Hoy quiero invitarlos a reflexionar sobre un asunto extremadamente urgente en nuestro presente, a saber, la destrucción sistemática y deliberada de la sensibilidad infantil. Bien sabemos que la infancia es una etapa fundacional de la experiencia humana, pero hoy se encuentra inmersa en un océano digital que, paradójicamente, amenaza con anestesiar su capacidad de asombro y conexión con el mundo real. Plataformas como YouTube y diversos juegos online, diseñados con una astuta ingeniería de la atención, generan en los infantes una adicción voraz, un secuestro de su foco cognitivo que los aísla progresivamente de la riqueza sensorial y emocional de su entorno inmediato. Esta inmersión constante en estímulos virtuales, a menudo carentes de la complejidad y el matiz de la realidad, erosiona su sensibilidad, embotando su capacidad de empatía y su percepción de las sutilezas del mundo que los rodea.

No debemos caer en la ingenuidad de pensar que esta problemática es una mera consecuencia del avance de la tecnología, sino que, como señala el filósofo Byung-Chul Han en su análisis de la sociedad del cansancio, vivimos en una “sociedad del rendimiento”, donde la hiperestimulación y la gratificación inmediata se erigen como valores supremos. Esta lógica se infiltra fácilmente en el diseño de los contenidos digitales dirigidos a la infancia, priorizando la adicción por sobre el desarrollo integral. También, tal y como advierte Sherry Turkle en su obra “Alone together”, la tecnología promete conexión mientras que al mismo tiempo conduce al aislamiento y a una disminución de la capacidad para la intimidad y la comprensión emocional profunda. Concretamente, Turkle sostiene que “hemos creado redes digitales que nos hacen sentir que estamos juntos, pero que en realidad nos están separando” (op. cit. 2011, p.18), indicando con ello que es preciso analizar con atención la desconexión de los seres humanos en general, pero los niños en particular, con su entorno real.

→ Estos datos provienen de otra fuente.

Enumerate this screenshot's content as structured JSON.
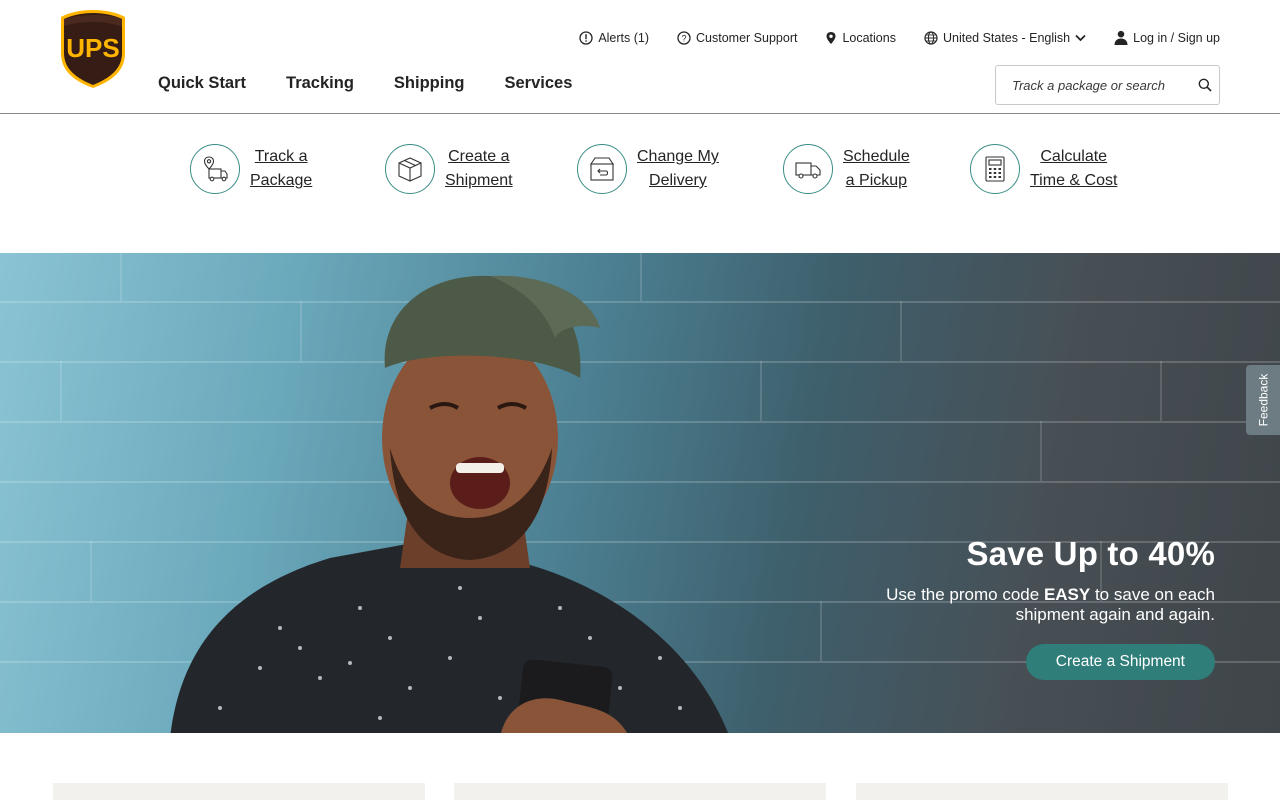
{
  "brand": {
    "logo_text": "UPS"
  },
  "utility_nav": {
    "alerts": "Alerts (1)",
    "support": "Customer Support",
    "locations": "Locations",
    "language": "United States - English",
    "login": "Log in / Sign up"
  },
  "main_nav": {
    "items": [
      "Quick Start",
      "Tracking",
      "Shipping",
      "Services"
    ]
  },
  "search": {
    "placeholder": "Track a package or search"
  },
  "quick_links": [
    {
      "line1": "Track a",
      "line2": "Package",
      "icon": "track-package-icon"
    },
    {
      "line1": "Create a",
      "line2": "Shipment",
      "icon": "box-icon"
    },
    {
      "line1": "Change My",
      "line2": "Delivery",
      "icon": "change-delivery-icon"
    },
    {
      "line1": "Schedule",
      "line2": "a Pickup",
      "icon": "truck-icon"
    },
    {
      "line1": "Calculate",
      "line2": "Time & Cost",
      "icon": "calculator-icon"
    }
  ],
  "hero": {
    "title": "Save Up to 40%",
    "desc_before": "Use the promo code ",
    "promo_code": "EASY",
    "desc_after": " to save on each shipment again and again.",
    "cta": "Create a Shipment"
  },
  "feedback": "Feedback",
  "colors": {
    "accent": "#2f7e79",
    "brand_brown": "#351c15",
    "brand_gold": "#ffb500"
  }
}
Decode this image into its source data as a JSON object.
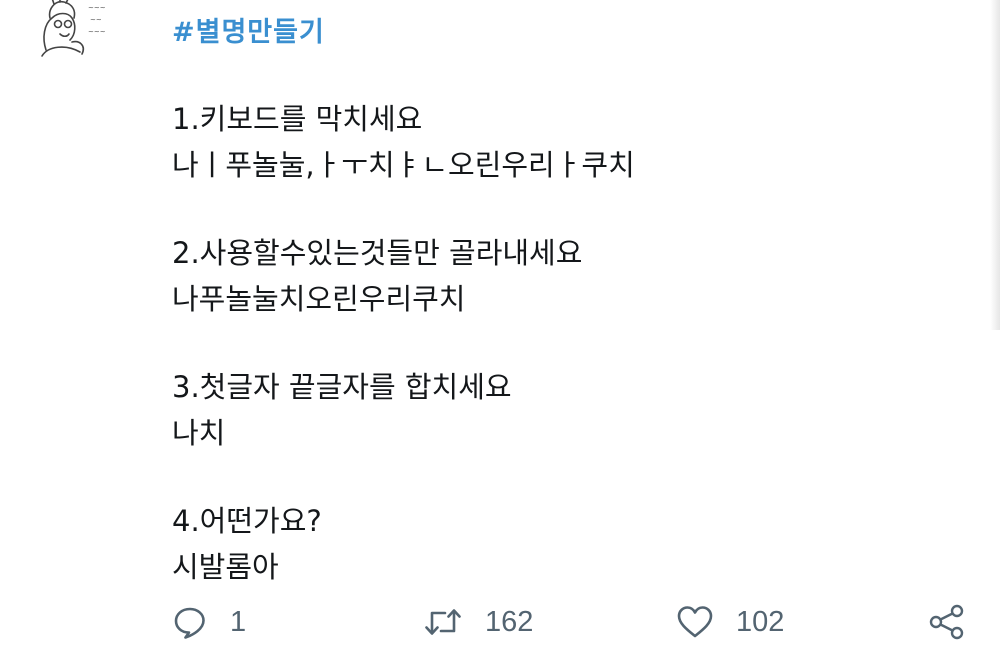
{
  "tweet": {
    "hashtag": "#별명만들기",
    "lines": [
      "1.키보드를 막치세요",
      "나ㅣ푸놀눌,ㅏㅜ치ㅑㄴ오린우리ㅏ쿠치",
      "2.사용할수있는것들만 골라내세요",
      "나푸놀눌치오린우리쿠치",
      "3.첫글자 끝글자를 합치세요",
      "나치",
      "4.어떤가요?",
      "시발롬아"
    ]
  },
  "actions": {
    "reply_icon": "reply-icon",
    "reply_count": "1",
    "retweet_icon": "retweet-icon",
    "retweet_count": "162",
    "like_icon": "heart-icon",
    "like_count": "102",
    "share_icon": "share-icon"
  },
  "colors": {
    "hashtag": "#3a8fd0",
    "text": "#14171a",
    "icon": "#536471"
  }
}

La potencia adictiva de estos entornos virtuales radica justamente en su capacidad para liberar dopamina de manera constante y predecible, generando así un circuito de recompensa que atrapa la joven mente en un ciclo de búsqueda incesante de nuevas notificaciones, niveles superados o videos sugeridos. Esta dinámica, como explica el neurocientífico Michel Desmurget en su obra titulada “La fábrica de cretinos digitales”, tiene consecuencias directas en el desarrollo cerebral infantil, afectando la atención, la memoria, el lenguaje y las funciones ejecutivas. En este contexto, la sobreexposición a las pantallas, según Desmurget, no sólo no enriquece cognitivamente a los niños, sino que empobrece sus capacidades intelectuales y emocionales: “El cerebro de un niño no es el de un adulto en miniatura, y su extrema plasticidad lo hace particularmente vulnerable a las influencias del entorno, incluidas las pantallas” (op. cit. 2020, p. 78), remarcando con ello que la vulnerabilidad de las estructuras cerebrales en desarrollo se acentúa ante la invasión de estímulos digitales diseñados para la captación adictiva.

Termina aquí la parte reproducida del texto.